Complete step by step answer:
The exponent is defined as the power to which a given number or expression is to be raised. So, in the expression $ {{a}^{b}} $ , the exponent is $ b $ and the base is $ a $ . Now, if the exponent is a fraction, then we get a root of the base. This root corresponds to the denominator of the fraction. So, if we have $ {{a}^{\dfrac{1}{b}}} $ , then we are looking for the $ {{b}^{th}} $ root of $ a $ . A radical is defined to be the symbol that represents this number with a fraction as an exponent. The symbol is $ \sqrt[b]{a} $ which denotes the $ {{b}^{th}} $ root of $ a $ . That means we have $ {{a}^{\dfrac{1}{b}}}=\sqrt[b]{a} $ . As an example, we can look at the cube root of 27. We know that the cube root of 27 is 3. Its radical form is $ \sqrt[3]{27} $ and its exponent form is $ {{27}^{\dfrac{1}{3}}} $ .

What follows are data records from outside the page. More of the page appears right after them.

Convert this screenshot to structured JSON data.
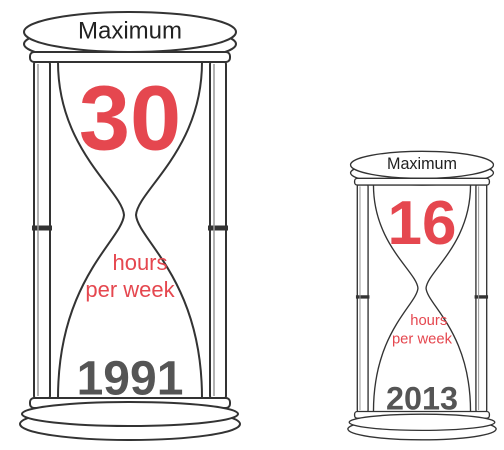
{
  "hourglasses": [
    {
      "label": "Maximum",
      "number": 30,
      "unit_line1": "hours",
      "unit_line2": "per week",
      "year": 1991
    },
    {
      "label": "Maximum",
      "number": 16,
      "unit_line1": "hours",
      "unit_line2": "per week",
      "year": 2013
    }
  ]
}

The given exponent form is $ {{64}^{\dfrac{1}{3}}} $ . Using the definition, we can write its radical form as $ \sqrt[3]{64} $ . We can simplify this radical form by finding the cube root of 64. We can factorize 64 as
 $ 64=4\times 4\times 4 $
Therefore, the cube root of 64 is 4. That means $ {{64}^{\dfrac{1}{4}}}=\sqrt[3]{64}=4 $ .

Note:
We should be familiar with the meaning of exponents and different rules of exponents. These rules are very useful in simplification while doing calculations. It is important to know how to calculate the square root and cube root of any given number. A factorization is an essential tool for simplifying calculations and also for finding the square roots or cube roots of numbers.